Experts provide some guidance about how these factors effect play. I included an article from Prem Carnot about a month ago doing just that...and I will include a couple more next week. They can provide some recommendations but every individual's skills, strength, and mobility will ultimately determine the best combination of factors and, therefore, the best paddle for them. 

One way to narrow the field of available paddles is to use a paddle guide. One of the best I have found is at the site Pickleball Experts, a seller of pickleball equipment. The guide, The Pickleball Experts Interactive Guide to Choosing a Pickleball Paddle, will walk a player through a set of choices and will present a set of paddles meeting the criteria the player selected. Below is a small sample of the experience.

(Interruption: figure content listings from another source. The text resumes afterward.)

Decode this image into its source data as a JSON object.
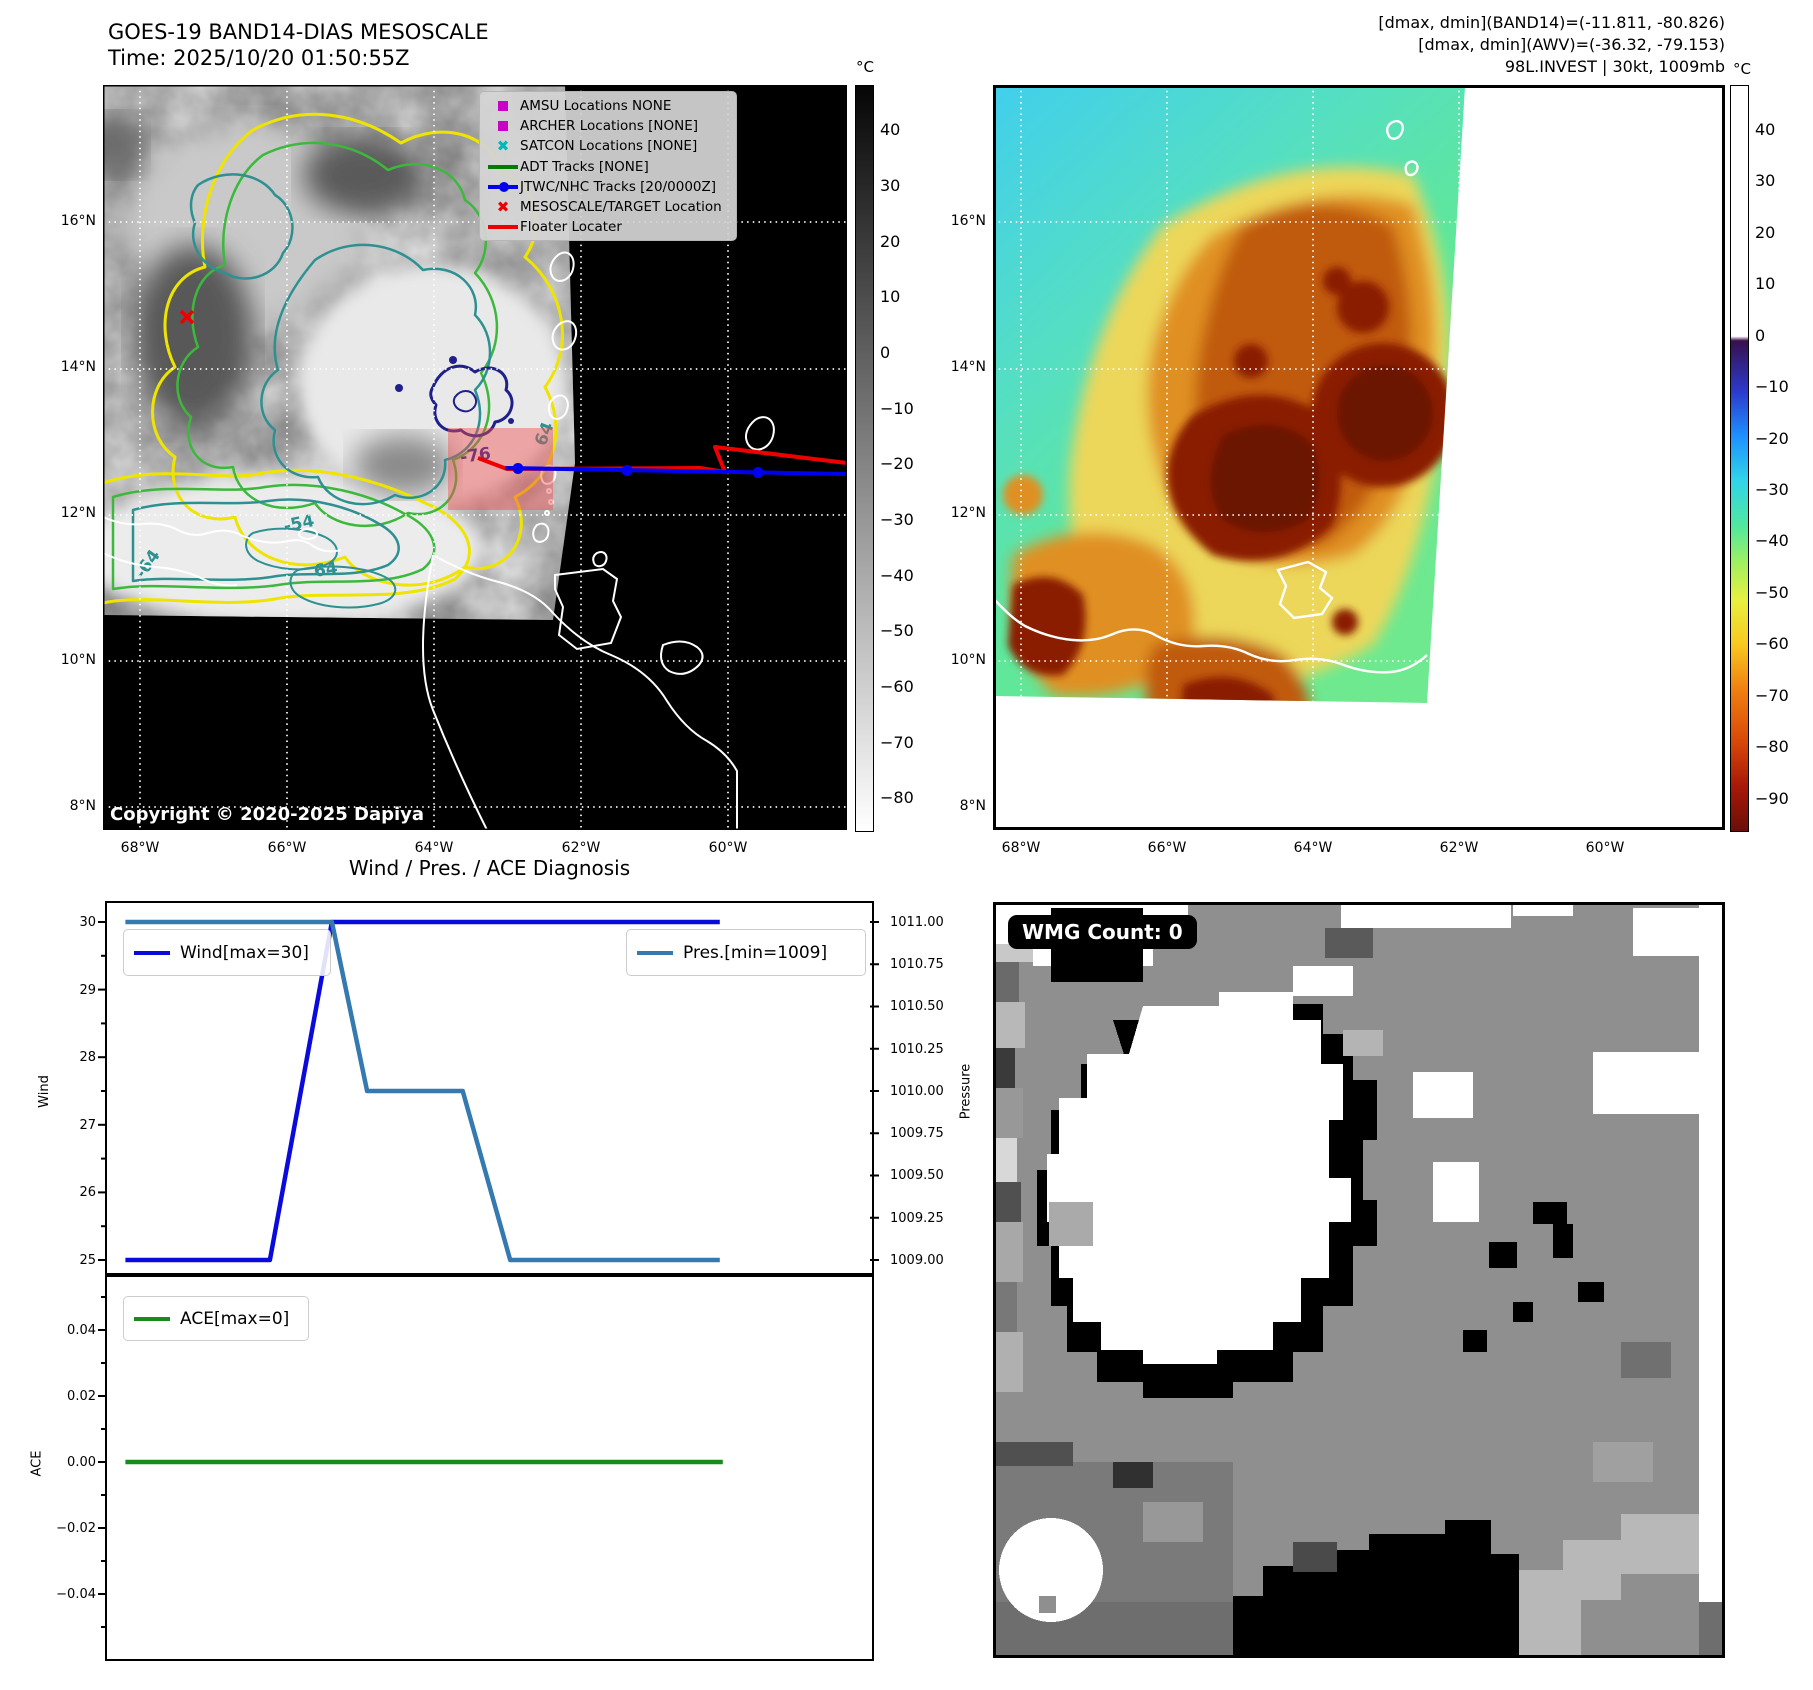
{
  "header": {
    "title": "GOES-19 BAND14-DIAS MESOSCALE",
    "time_line": "Time: 2025/10/20 01:50:55Z",
    "info_line1": "[dmax, dmin](BAND14)=(-11.811, -80.826)",
    "info_line2": "[dmax, dmin](AWV)=(-36.32, -79.153)",
    "info_line3": "98L.INVEST | 30kt, 1009mb"
  },
  "map_left": {
    "copyright": "Copyright © 2020-2025 Dapiya",
    "lat_ticks": [
      "16°N",
      "14°N",
      "12°N",
      "10°N",
      "8°N"
    ],
    "lon_ticks": [
      "68°W",
      "66°W",
      "64°W",
      "62°W",
      "60°W"
    ],
    "legend_items": [
      {
        "label": "AMSU Locations NONE",
        "marker": "square",
        "color": "#c800c8"
      },
      {
        "label": "ARCHER Locations [NONE]",
        "marker": "square",
        "color": "#c800c8"
      },
      {
        "label": "SATCON Locations [NONE]",
        "marker": "x",
        "color": "#00b8b8"
      },
      {
        "label": "ADT Tracks [NONE]",
        "marker": "line",
        "color": "#007d00"
      },
      {
        "label": "JTWC/NHC Tracks [20/0000Z]",
        "marker": "line-dot",
        "color": "#0000ee"
      },
      {
        "label": "MESOSCALE/TARGET Location",
        "marker": "x",
        "color": "#ee0000"
      },
      {
        "label": "Floater Locater",
        "marker": "line",
        "color": "#ee0000"
      }
    ],
    "contour_labels": [
      "-76",
      "64",
      "-54",
      "-64",
      "64"
    ],
    "colorbar": {
      "unit": "°C",
      "ticks": [
        "40",
        "30",
        "20",
        "10",
        "0",
        "−10",
        "−20",
        "−30",
        "−40",
        "−50",
        "−60",
        "−70",
        "−80"
      ]
    }
  },
  "map_right": {
    "lat_ticks": [
      "16°N",
      "14°N",
      "12°N",
      "10°N",
      "8°N"
    ],
    "lon_ticks": [
      "68°W",
      "66°W",
      "64°W",
      "62°W",
      "60°W"
    ],
    "colorbar": {
      "unit": "°C",
      "ticks": [
        "40",
        "30",
        "20",
        "10",
        "0",
        "−10",
        "−20",
        "−30",
        "−40",
        "−50",
        "−60",
        "−70",
        "−80",
        "−90"
      ]
    }
  },
  "charts": {
    "title": "Wind / Pres. / ACE Diagnosis",
    "wind_legend": "Wind[max=30]",
    "pres_legend": "Pres.[min=1009]",
    "ace_legend": "ACE[max=0]",
    "wind_ylabel": "Wind",
    "pres_ylabel": "Pressure",
    "ace_ylabel": "ACE",
    "wind_ticks": [
      "30",
      "29",
      "28",
      "27",
      "26",
      "25"
    ],
    "pres_ticks": [
      "1011.00",
      "1010.75",
      "1010.50",
      "1010.25",
      "1010.00",
      "1009.75",
      "1009.50",
      "1009.25",
      "1009.00"
    ],
    "ace_ticks": [
      "0.04",
      "0.02",
      "0.00",
      "−0.02",
      "−0.04"
    ]
  },
  "wmg": {
    "count_label": "WMG Count: 0"
  },
  "colors": {
    "wind_line": "#0a0add",
    "pres_line": "#3579b1",
    "ace_line": "#1a8a1a",
    "track_red": "#ee0000",
    "track_blue": "#0000ee",
    "contour_yellow": "#efe400",
    "contour_green": "#3cb83c",
    "contour_teal": "#2e9090",
    "contour_navy": "#20208c",
    "target_fill": "rgba(240,80,80,0.45)"
  },
  "chart_data": [
    {
      "type": "line",
      "title": "Wind / Pres. / ACE Diagnosis",
      "axes": {
        "wind": {
          "label": "Wind",
          "range": [
            25,
            30
          ],
          "side": "left"
        },
        "pressure": {
          "label": "Pressure",
          "range": [
            1009,
            1011
          ],
          "side": "right"
        }
      },
      "series": [
        {
          "name": "Wind[max=30]",
          "axis": "wind",
          "color": "#0a0add",
          "points": [
            [
              0.024,
              25
            ],
            [
              0.213,
              25
            ],
            [
              0.294,
              30
            ],
            [
              0.801,
              30
            ]
          ]
        },
        {
          "name": "Pres.[min=1009]",
          "axis": "pressure",
          "color": "#3579b1",
          "points": [
            [
              0.024,
              1011
            ],
            [
              0.294,
              1011
            ],
            [
              0.34,
              1010
            ],
            [
              0.465,
              1010
            ],
            [
              0.527,
              1009
            ],
            [
              0.801,
              1009
            ]
          ]
        }
      ],
      "grid": false,
      "legend_position": "upper left / upper right"
    },
    {
      "type": "line",
      "axes": {
        "ace": {
          "label": "ACE",
          "range": [
            -0.0567,
            0.0567
          ],
          "side": "left"
        }
      },
      "series": [
        {
          "name": "ACE[max=0]",
          "axis": "ace",
          "color": "#1a8a1a",
          "points": [
            [
              0.024,
              0
            ],
            [
              0.805,
              0
            ]
          ]
        }
      ],
      "grid": false,
      "legend_position": "upper left"
    }
  ]
}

It should be noted that the list of paddles are limited to those sold by Pickleball Experts. While extensive, the list does not include all paddles in the marketplace that might work. I will add that the process worked for me. After making my selections in the guide, the paddles presented to me included the paddle I currently use...and fits my game.

Players with limited experience may find some of the choices and recommendations from experts to be a little overwhelming. My personal experience was that I bought my first paddle based on how it felt while in a small retail store with limited selection. As I played more, I found my preferences were changing and I now have 3 paddles - my original, a light paddle used with bouncier balls (like the Onix Pure 2), and a heavier paddle used for less bouncy balls (like Dura). Before buying the second and third paddles, I played with borrowed paddles to ensure they worked.

Based on my experience, I would recommend using the expert advice to narrow preferences for options, use those options in a guide like that from Pickleball Experts, and find someone from whom one of the list of paddles can be borrowed. Paddles can be expensive and it is best for one's wallet to ensure the expenditure is right the first time.